On 10 April 1981, Peru joined the Antarctic Treaty as a member adherent, with voice and vote in making all decisions related to the southern area. However, in agreeing to the Treaty, Peru reserved its rights to territory and influence over Antarctic climate, ecology and marine biology, in addition to a continuity of geology and historical links. In 1989 when Machu Picchu Base was founded, it acquired the status of advisory member within the Antarctic Treaty.

In 1993 the Constituent Assembly extended the declaration of 1979:

The Democratic Congress of Representatives proclaims that Peru, a country of the Southern Hemisphere, linked to the Antarctica by the coasts that project towards it, as well as ecological factors and historical precedents, and, in accordance with its rights and obligations as an advisory member of the Antarctic Treaty, favors the conservation of Antarctica as a Peace Zone dedicated to scientific research, and the continued vitality of an international protocol which, without detriment to the rights of Peru as a nation, would promote the benefit of Humanity at large and an egalitarian usufruct of the resources of Antarctica and ensure the protection and preservation of this continent's ecosystem.

===Regulatory authorities===
The Peruvian government created a National Commission for Antarctic Affairs (CONAAN) in July 1983 as a technical body composed of various agencies.

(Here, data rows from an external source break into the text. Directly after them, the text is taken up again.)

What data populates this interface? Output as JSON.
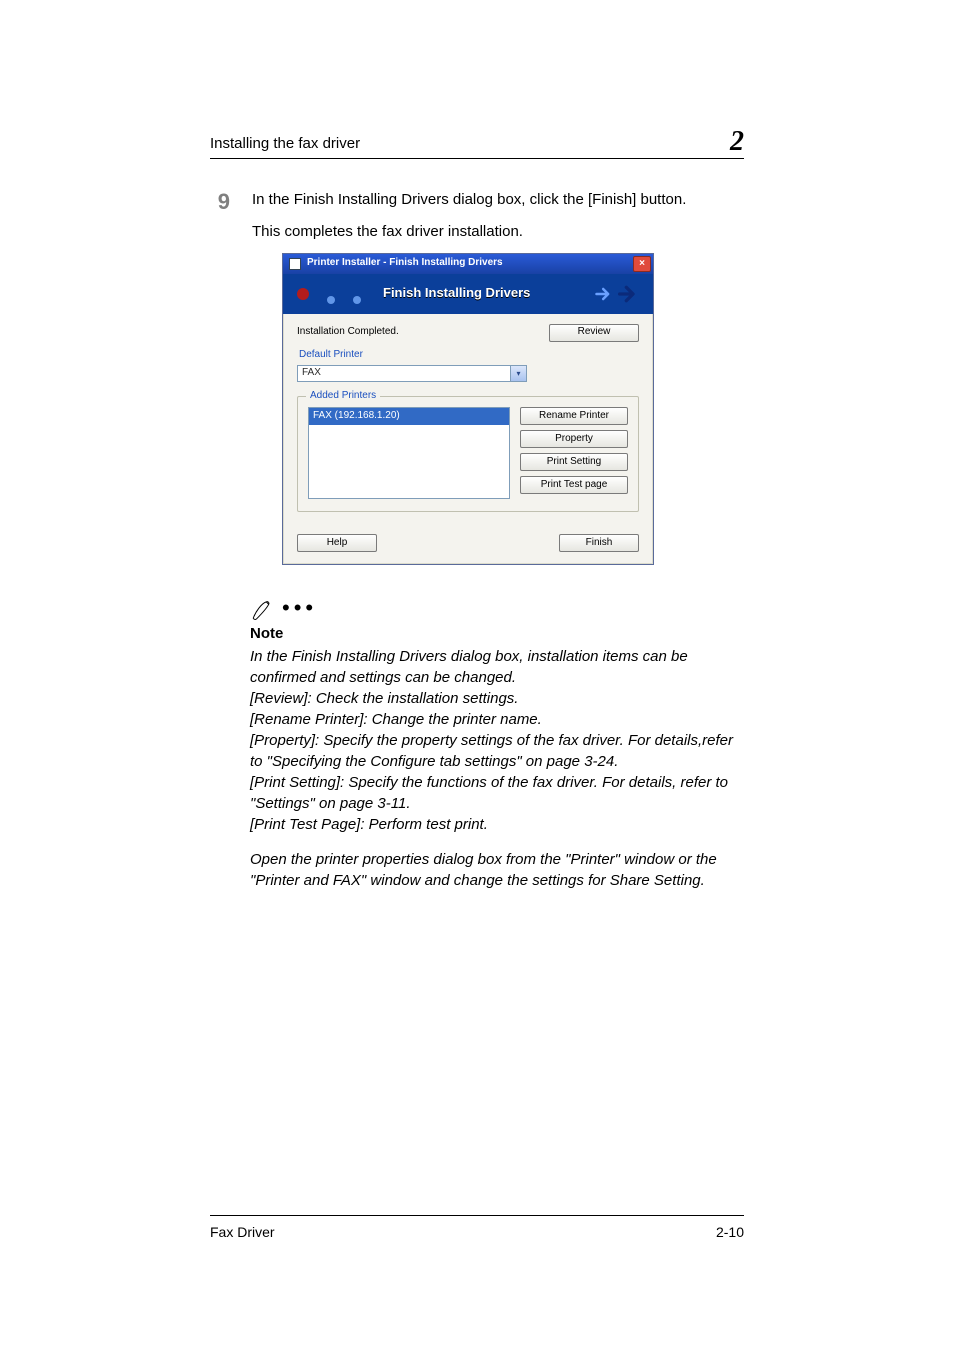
{
  "running_head": "Installing the fax driver",
  "chapter_number": "2",
  "step": {
    "number": "9",
    "text1": "In the Finish Installing Drivers dialog box, click the [Finish] button.",
    "text2": "This completes the fax driver installation."
  },
  "dialog": {
    "titlebar": "Printer Installer - Finish Installing Drivers",
    "banner": "Finish Installing Drivers",
    "status": "Installation Completed.",
    "review_btn": "Review",
    "default_printer_label": "Default Printer",
    "default_printer_value": "FAX",
    "added_printers_label": "Added Printers",
    "list_item": "FAX (192.168.1.20)",
    "rename_btn": "Rename Printer",
    "property_btn": "Property",
    "print_setting_btn": "Print Setting",
    "print_test_btn": "Print Test page",
    "help_btn": "Help",
    "finish_btn": "Finish"
  },
  "note": {
    "heading": "Note",
    "p1": "In the Finish Installing Drivers dialog box, installation items can be confirmed and settings can be changed.",
    "p2": "[Review]: Check the installation settings.",
    "p3": "[Rename Printer]: Change the printer name.",
    "p4": "[Property]: Specify the property settings of the fax driver. For details,refer to \"Specifying the Configure tab settings\" on page 3-24.",
    "p5": "[Print Setting]: Specify the functions of the fax driver. For details, refer to \"Settings\" on page 3-11.",
    "p6": "[Print Test Page]: Perform test print.",
    "p7": "Open the printer properties dialog box from the \"Printer\" window or the \"Printer and FAX\" window and change the settings for Share Setting."
  },
  "footer": {
    "left": "Fax Driver",
    "right": "2-10"
  }
}
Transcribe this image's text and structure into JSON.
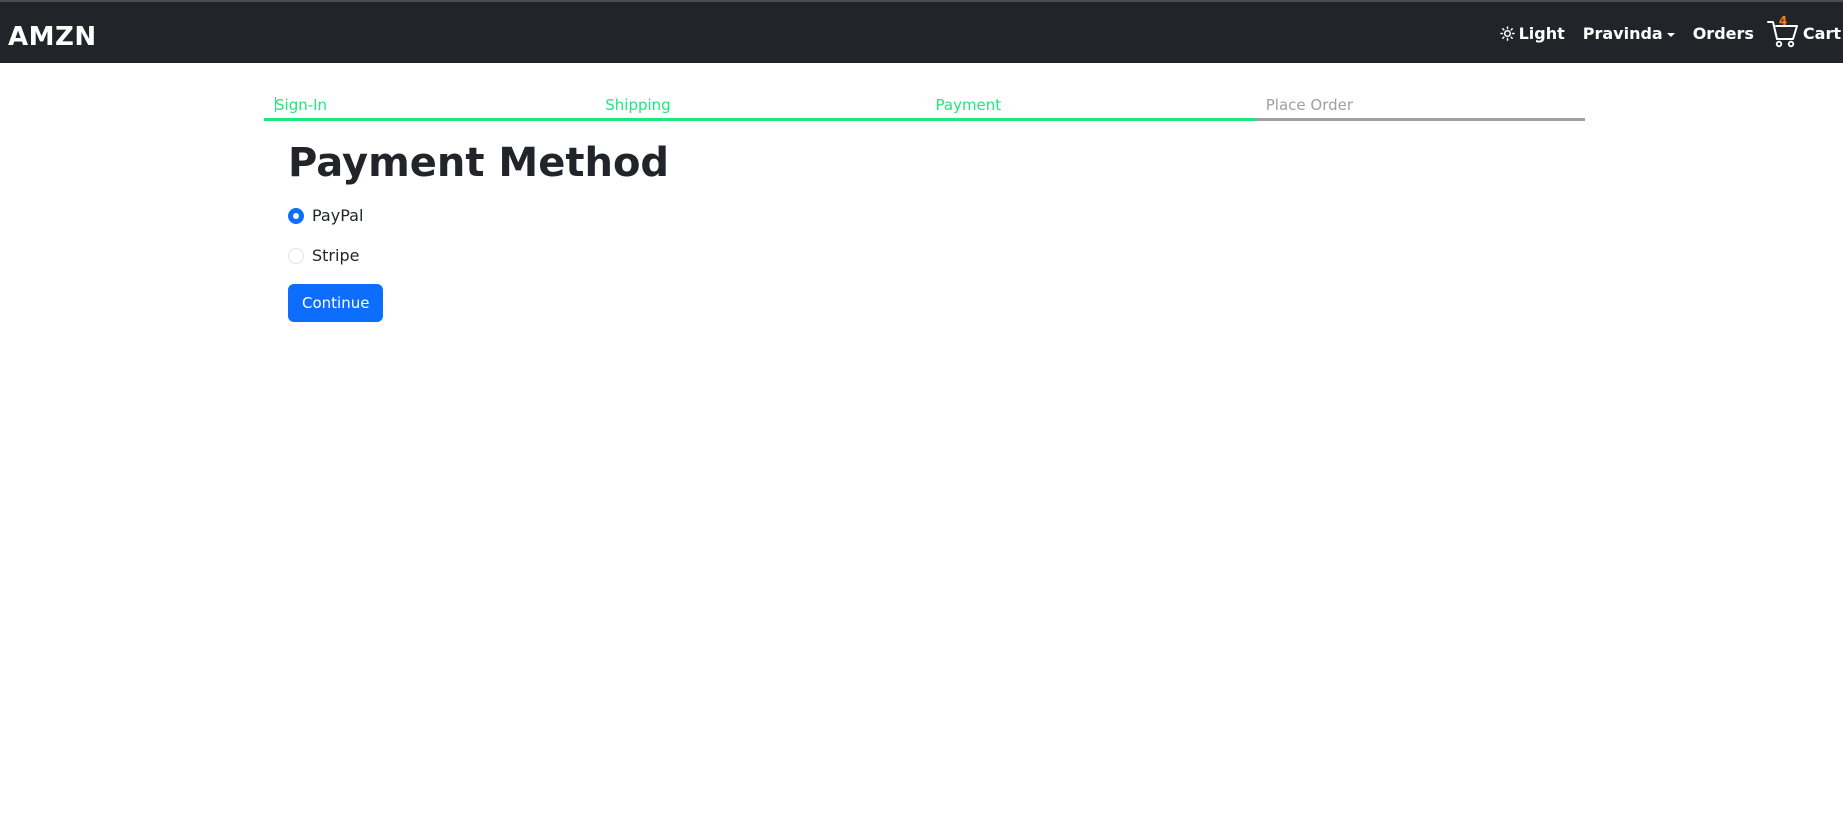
{
  "navbar": {
    "brand": "AMZN",
    "theme_label": "Light",
    "user_name": "Pravinda",
    "orders_label": "Orders",
    "cart_label": "Cart",
    "cart_count": "4"
  },
  "checkout_steps": [
    {
      "label": "Sign-In",
      "active": true
    },
    {
      "label": "Shipping",
      "active": true
    },
    {
      "label": "Payment",
      "active": true
    },
    {
      "label": "Place Order",
      "active": false
    }
  ],
  "payment": {
    "title": "Payment Method",
    "options": [
      {
        "label": "PayPal",
        "checked": true
      },
      {
        "label": "Stripe",
        "checked": false
      }
    ],
    "continue_label": "Continue"
  },
  "colors": {
    "navbar_bg": "#212529",
    "step_active": "#1ee87a",
    "step_inactive": "#a0a0a0",
    "primary": "#0d6efd",
    "cart_badge": "#fd7e14"
  }
}
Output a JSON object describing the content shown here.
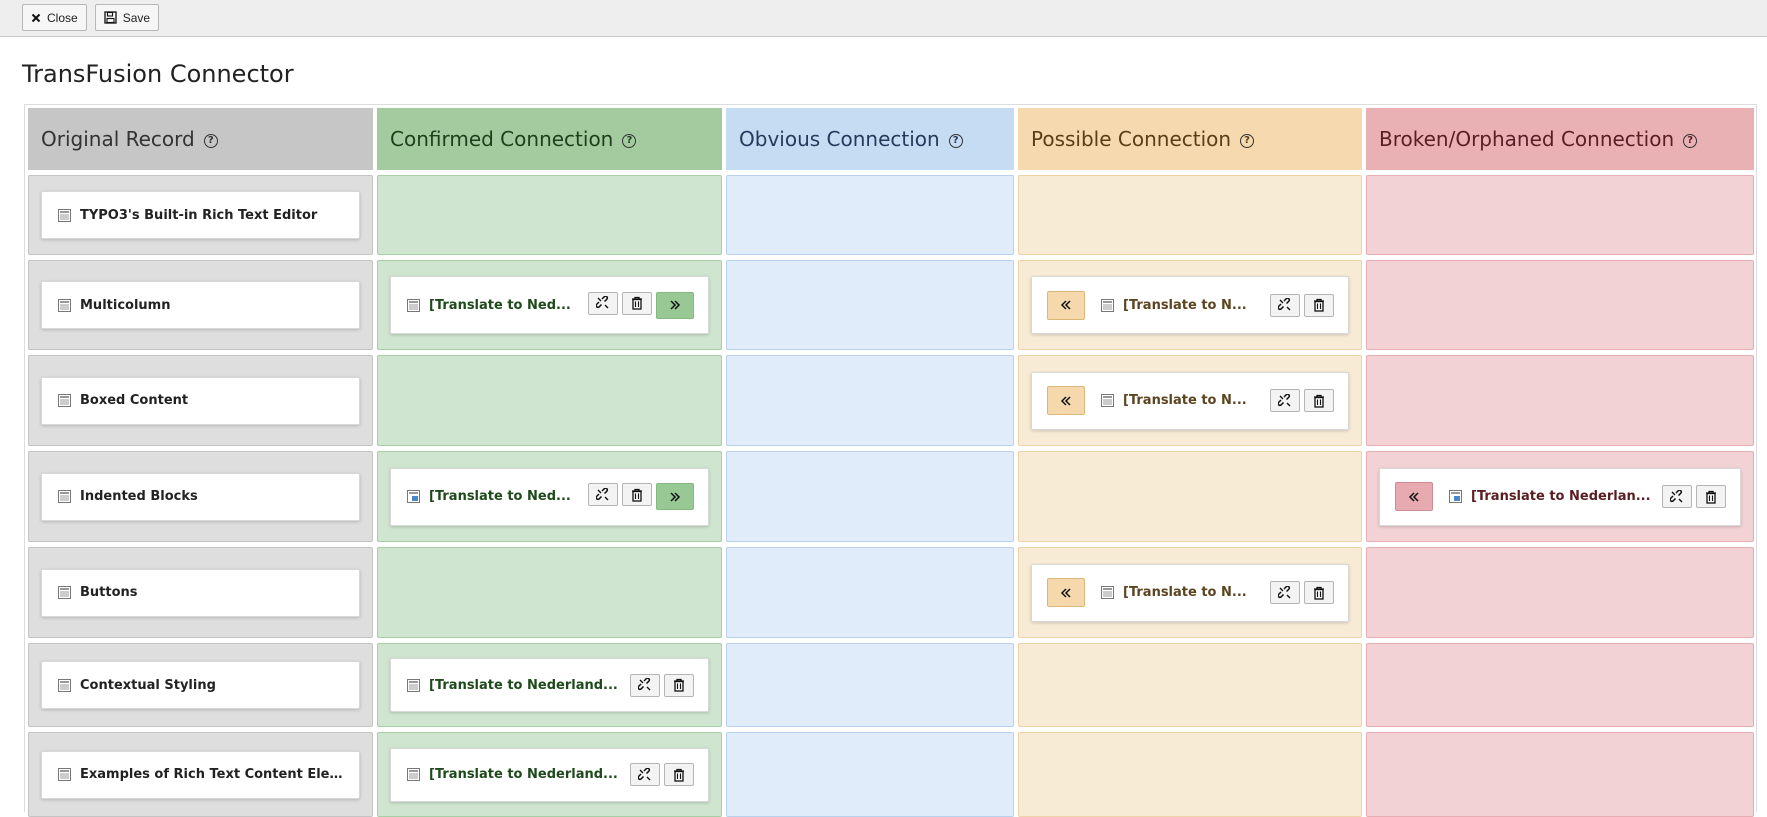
{
  "toolbar": {
    "close_label": "Close",
    "save_label": "Save"
  },
  "page": {
    "title": "TransFusion Connector"
  },
  "columns": {
    "original": "Original Record",
    "confirmed": "Confirmed Connection",
    "obvious": "Obvious Connection",
    "possible": "Possible Connection",
    "broken": "Broken/Orphaned Connection",
    "help_glyph": "?"
  },
  "rows": [
    {
      "original": "TYPO3's Built-in Rich Text Editor"
    },
    {
      "original": "Multicolumn",
      "confirmed": "[Translate to Ned...",
      "possible": "[Translate to N..."
    },
    {
      "original": "Boxed Content",
      "possible": "[Translate to N..."
    },
    {
      "original": "Indented Blocks",
      "confirmed": "[Translate to Ned...",
      "broken": "[Translate to Nederlan..."
    },
    {
      "original": "Buttons",
      "possible": "[Translate to N..."
    },
    {
      "original": "Contextual Styling",
      "confirmed": "[Translate to Nederland..."
    },
    {
      "original": "Examples of Rich Text Content Elem...",
      "confirmed": "[Translate to Nederland..."
    }
  ],
  "icons": {
    "close": "close-icon",
    "save": "save-icon",
    "doc": "content-element-icon",
    "unlink": "unlink-icon",
    "delete": "trash-icon",
    "move_right": "chevron-double-right-icon",
    "move_left": "chevron-double-left-icon"
  },
  "colors": {
    "original": "#c6c6c6",
    "confirmed": "#a3cb9f",
    "obvious": "#c6dcf3",
    "possible": "#f6d9ae",
    "broken": "#eab1b5"
  }
}
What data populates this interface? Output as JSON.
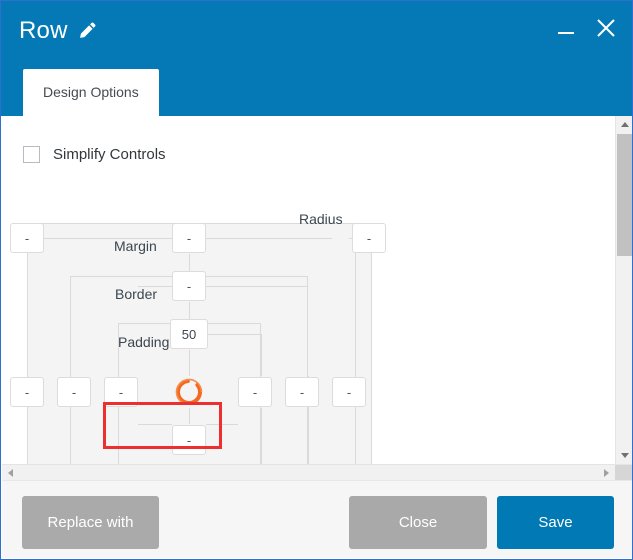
{
  "window": {
    "title": "Row",
    "edit_icon": "pencil-icon",
    "minimize_icon": "minimize-icon",
    "close_icon": "close-icon"
  },
  "tabs": [
    {
      "label": "Design Options",
      "active": true
    }
  ],
  "content": {
    "simplify_controls": {
      "label": "Simplify Controls",
      "checked": false
    },
    "box_model": {
      "labels": {
        "margin": "Margin",
        "border": "Border",
        "padding": "Padding",
        "radius": "Radius"
      },
      "fields": {
        "margin_top": "-",
        "margin_right": "-",
        "margin_bottom": "-",
        "margin_left": "-",
        "border_top": "-",
        "border_right": "-",
        "border_bottom": "-",
        "border_left": "-",
        "padding_top": "50",
        "padding_right": "-",
        "padding_bottom": "-",
        "padding_left": "-",
        "radius": "-"
      },
      "placeholder": "-",
      "highlight_target": "padding_top",
      "highlight_color": "#ec2f2f",
      "spinner": {
        "icon": "loading-spinner-icon",
        "color": "#f26a21"
      }
    }
  },
  "footer": {
    "replace_label": "Replace with",
    "close_label": "Close",
    "save_label": "Save"
  },
  "colors": {
    "header_blue": "#0479b5",
    "accent_blue": "#0079b4",
    "button_gray": "#aaaaaa",
    "highlight_red": "#ec2f2f",
    "spinner_orange": "#f26a21"
  },
  "scrollbars": {
    "vertical": {
      "up": "scroll-up-arrow-icon",
      "down": "scroll-down-arrow-icon"
    },
    "horizontal": {
      "left": "scroll-left-arrow-icon",
      "right": "scroll-right-arrow-icon"
    }
  }
}
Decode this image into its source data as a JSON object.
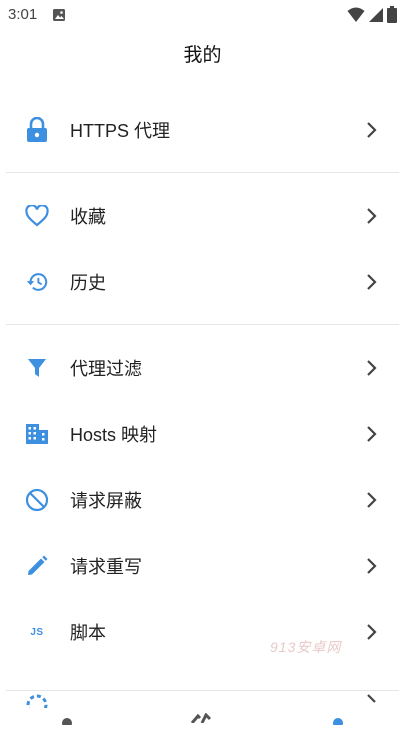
{
  "status_bar": {
    "time": "3:01"
  },
  "header": {
    "title": "我的"
  },
  "menu": {
    "https_proxy": "HTTPS 代理",
    "favorites": "收藏",
    "history": "历史",
    "proxy_filter": "代理过滤",
    "hosts_mapping": "Hosts 映射",
    "request_block": "请求屏蔽",
    "request_rewrite": "请求重写",
    "script": "脚本",
    "script_badge": "JS"
  },
  "watermark": "913安卓网",
  "colors": {
    "accent": "#3d8fe0",
    "divider": "#e6e6e6",
    "chevron": "#444444"
  }
}
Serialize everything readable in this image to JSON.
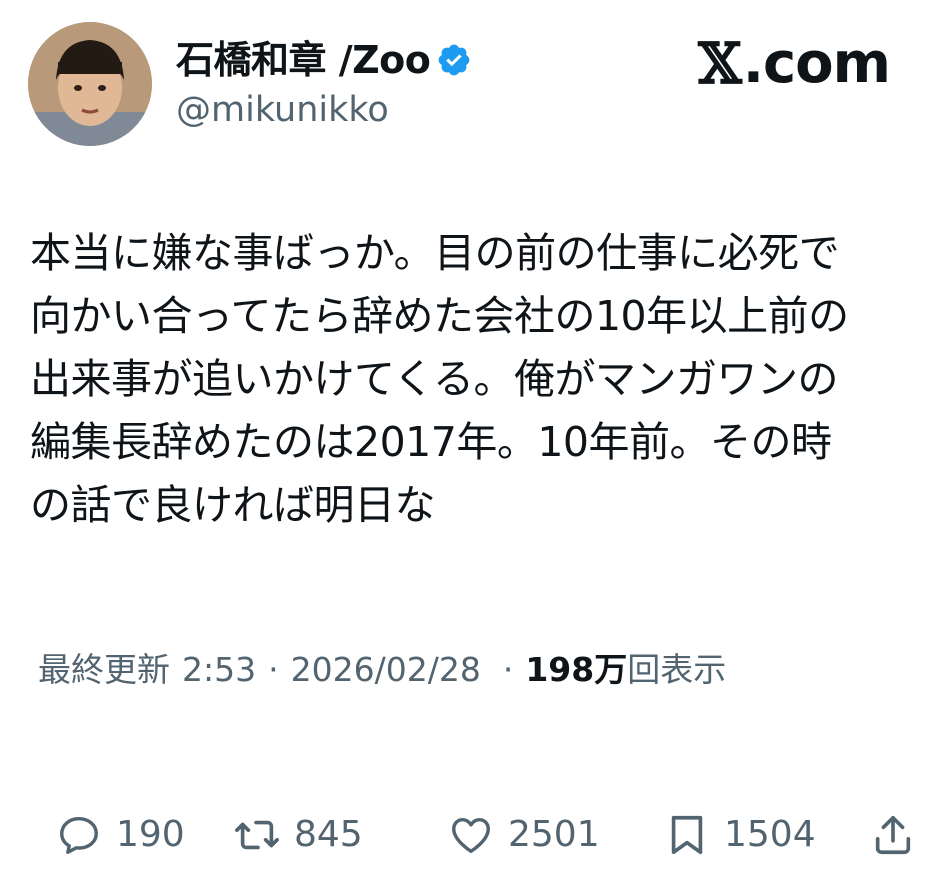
{
  "author": {
    "display_name": "石橋和章 /Zoo",
    "handle": "@mikunikko",
    "verified": true,
    "verified_color": "#1d9bf0"
  },
  "brand": {
    "glyph": "𝕏",
    "suffix": ".com"
  },
  "tweet": {
    "lines": [
      "本当に嫌な事ばっか。目の前の仕事に必死で",
      "向かい合ってたら辞めた会社の10年以上前の",
      "出来事が追いかけてくる。俺がマンガワンの",
      "編集長辞めたのは2017年。10年前。その時",
      "の話で良ければ明日な"
    ]
  },
  "meta": {
    "updated_label": "最終更新",
    "time": "2:53",
    "date": "2026/02/28",
    "separator": "·",
    "views_count": "198万",
    "views_label": "回表示"
  },
  "actions": {
    "replies": {
      "icon": "reply-icon",
      "count": "190"
    },
    "reposts": {
      "icon": "repost-icon",
      "count": "845"
    },
    "likes": {
      "icon": "heart-icon",
      "count": "2501"
    },
    "bookmarks": {
      "icon": "bookmark-icon",
      "count": "1504"
    },
    "share": {
      "icon": "share-icon"
    }
  },
  "colors": {
    "text": "#0f1419",
    "secondary": "#536471"
  }
}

It was charged with:
- advising the government on Antarctic matters concerning law, politics, economics, science, and technology.
- carrying out the national objective of ensuring a Peruvian presence in Antarctica
- monitoring the protection and conservation of its environment.

On 20 November 2002 CONAAN was reconstituted as the Peruvian Antarctic Institute (INANPE), a decentralized agency incorporated under domestic law and having scientific, technical, functional, economic, and administrative autonomy, organized under the Ministry of Foreign Affairs. It had the same tasks as CONAAN, and on top coordinates all Peruvian activities in the Antarctic.